A full reading of the layers at Cerro Ballena came only from walking back and forth along the slope, moving up and down in geologic time and tracing out individual layers from skeleton to skeleton alongside the rock wall. This hands-on process let us track the horizontal positions of individual whale skeletons as we went, giving us visceral proof that there were indeed multiple layers of skeletons on top of one another. B33 was in the second layer out of four; directly adjacent to B33, profiled on the new road-cut wall, we could touch still more whale skeletons, unexposed, which were directly on top of it in the rock sequence.

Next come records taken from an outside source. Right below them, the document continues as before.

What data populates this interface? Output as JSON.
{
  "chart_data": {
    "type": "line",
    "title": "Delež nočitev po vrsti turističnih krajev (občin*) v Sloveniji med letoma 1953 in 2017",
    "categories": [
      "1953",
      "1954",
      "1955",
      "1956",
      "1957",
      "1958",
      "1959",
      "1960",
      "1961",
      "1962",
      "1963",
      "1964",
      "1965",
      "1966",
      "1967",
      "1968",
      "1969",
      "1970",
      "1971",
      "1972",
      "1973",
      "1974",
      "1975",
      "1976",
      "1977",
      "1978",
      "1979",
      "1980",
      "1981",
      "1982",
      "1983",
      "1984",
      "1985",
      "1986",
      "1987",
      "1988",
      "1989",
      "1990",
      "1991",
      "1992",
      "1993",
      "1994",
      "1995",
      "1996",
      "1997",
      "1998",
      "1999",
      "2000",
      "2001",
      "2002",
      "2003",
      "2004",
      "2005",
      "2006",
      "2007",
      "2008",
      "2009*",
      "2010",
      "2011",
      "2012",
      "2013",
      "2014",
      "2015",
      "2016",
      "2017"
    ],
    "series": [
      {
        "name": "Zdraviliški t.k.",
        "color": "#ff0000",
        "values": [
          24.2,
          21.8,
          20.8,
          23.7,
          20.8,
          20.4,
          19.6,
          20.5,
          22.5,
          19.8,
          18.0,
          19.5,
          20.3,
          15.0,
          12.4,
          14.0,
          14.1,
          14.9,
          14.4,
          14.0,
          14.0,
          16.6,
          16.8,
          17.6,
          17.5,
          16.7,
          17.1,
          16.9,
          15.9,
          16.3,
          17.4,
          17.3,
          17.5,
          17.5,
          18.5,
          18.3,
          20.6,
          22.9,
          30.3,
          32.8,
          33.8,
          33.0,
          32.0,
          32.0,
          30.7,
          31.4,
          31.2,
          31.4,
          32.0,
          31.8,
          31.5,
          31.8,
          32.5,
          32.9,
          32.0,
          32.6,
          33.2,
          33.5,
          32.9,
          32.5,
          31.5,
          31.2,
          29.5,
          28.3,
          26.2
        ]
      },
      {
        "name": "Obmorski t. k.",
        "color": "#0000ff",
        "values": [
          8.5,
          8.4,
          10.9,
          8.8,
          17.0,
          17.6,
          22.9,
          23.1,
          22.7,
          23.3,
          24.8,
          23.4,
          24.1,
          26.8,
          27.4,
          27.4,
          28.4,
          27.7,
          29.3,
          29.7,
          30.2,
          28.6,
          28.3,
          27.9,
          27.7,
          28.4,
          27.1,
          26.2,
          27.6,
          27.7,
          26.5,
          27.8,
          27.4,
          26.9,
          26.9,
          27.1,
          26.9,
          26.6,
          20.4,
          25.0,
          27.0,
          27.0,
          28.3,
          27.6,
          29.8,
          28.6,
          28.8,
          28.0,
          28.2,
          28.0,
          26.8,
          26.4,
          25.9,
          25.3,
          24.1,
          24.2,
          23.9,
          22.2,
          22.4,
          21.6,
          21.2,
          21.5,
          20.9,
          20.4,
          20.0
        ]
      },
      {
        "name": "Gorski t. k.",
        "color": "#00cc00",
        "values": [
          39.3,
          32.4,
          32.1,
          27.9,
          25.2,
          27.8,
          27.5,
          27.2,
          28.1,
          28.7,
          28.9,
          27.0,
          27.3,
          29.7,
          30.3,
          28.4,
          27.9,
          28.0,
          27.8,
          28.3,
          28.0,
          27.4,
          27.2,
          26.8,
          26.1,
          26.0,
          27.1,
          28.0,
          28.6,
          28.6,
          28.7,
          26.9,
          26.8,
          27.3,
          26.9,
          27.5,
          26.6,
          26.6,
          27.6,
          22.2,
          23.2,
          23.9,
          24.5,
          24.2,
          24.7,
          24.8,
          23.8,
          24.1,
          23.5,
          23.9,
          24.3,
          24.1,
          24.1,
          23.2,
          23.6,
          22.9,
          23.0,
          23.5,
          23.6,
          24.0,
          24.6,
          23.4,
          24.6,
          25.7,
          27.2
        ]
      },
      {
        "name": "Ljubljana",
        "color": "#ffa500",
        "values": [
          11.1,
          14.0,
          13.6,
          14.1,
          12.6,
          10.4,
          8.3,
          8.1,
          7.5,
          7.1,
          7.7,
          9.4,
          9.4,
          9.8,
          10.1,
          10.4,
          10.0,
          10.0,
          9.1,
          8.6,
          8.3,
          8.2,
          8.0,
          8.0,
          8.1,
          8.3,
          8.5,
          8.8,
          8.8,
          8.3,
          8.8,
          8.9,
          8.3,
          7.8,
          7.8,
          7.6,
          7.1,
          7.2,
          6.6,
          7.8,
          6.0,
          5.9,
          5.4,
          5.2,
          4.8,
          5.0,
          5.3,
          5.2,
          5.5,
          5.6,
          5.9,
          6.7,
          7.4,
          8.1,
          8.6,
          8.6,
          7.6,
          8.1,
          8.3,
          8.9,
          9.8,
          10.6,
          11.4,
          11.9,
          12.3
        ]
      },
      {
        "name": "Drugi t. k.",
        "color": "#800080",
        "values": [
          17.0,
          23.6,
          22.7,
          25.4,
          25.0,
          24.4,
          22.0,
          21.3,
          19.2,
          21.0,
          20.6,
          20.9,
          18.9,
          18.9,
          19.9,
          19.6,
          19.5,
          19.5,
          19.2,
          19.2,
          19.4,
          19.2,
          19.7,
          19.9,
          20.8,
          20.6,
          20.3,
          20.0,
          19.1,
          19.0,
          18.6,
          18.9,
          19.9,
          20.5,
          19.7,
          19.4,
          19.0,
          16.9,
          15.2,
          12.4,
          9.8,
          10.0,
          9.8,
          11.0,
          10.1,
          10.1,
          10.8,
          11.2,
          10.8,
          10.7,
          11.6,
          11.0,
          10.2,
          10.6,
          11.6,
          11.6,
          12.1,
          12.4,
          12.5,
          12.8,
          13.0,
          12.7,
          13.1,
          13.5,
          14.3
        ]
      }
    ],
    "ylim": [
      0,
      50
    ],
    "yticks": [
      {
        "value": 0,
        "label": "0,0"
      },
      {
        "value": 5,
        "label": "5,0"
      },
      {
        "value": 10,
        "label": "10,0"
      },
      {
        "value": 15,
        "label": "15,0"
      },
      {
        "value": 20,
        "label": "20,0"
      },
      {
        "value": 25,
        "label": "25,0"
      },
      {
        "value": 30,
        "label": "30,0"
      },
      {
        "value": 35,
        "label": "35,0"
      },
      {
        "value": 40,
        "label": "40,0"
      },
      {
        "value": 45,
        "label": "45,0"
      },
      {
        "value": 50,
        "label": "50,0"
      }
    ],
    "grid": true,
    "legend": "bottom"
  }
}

We also quickly realized that we needed Tuareg to help us reconstruct the placement of each whale skeleton in this new context—we were missing which whale came from what layer for everything collected before that insight. For all of his showmanship, Tuareg never failed us as a paleontologist, and we were able to deduce the information from his detailed notes and quarry diagrams. The fact that Cerro Ballena was actually four sites piled directly on top of one another was a stunning revelation for the scientists on our team. It was a piece of the puzzle hiding in plain sight, as important as the completeness or close proximity of each skeleton. Multiple whale-bearing rock layers at the site meant that there might be some unifying cause for why they were deposited in this one particular place—a basic proposition in science, in that repeated patterns tend to be generated by the same underlying process.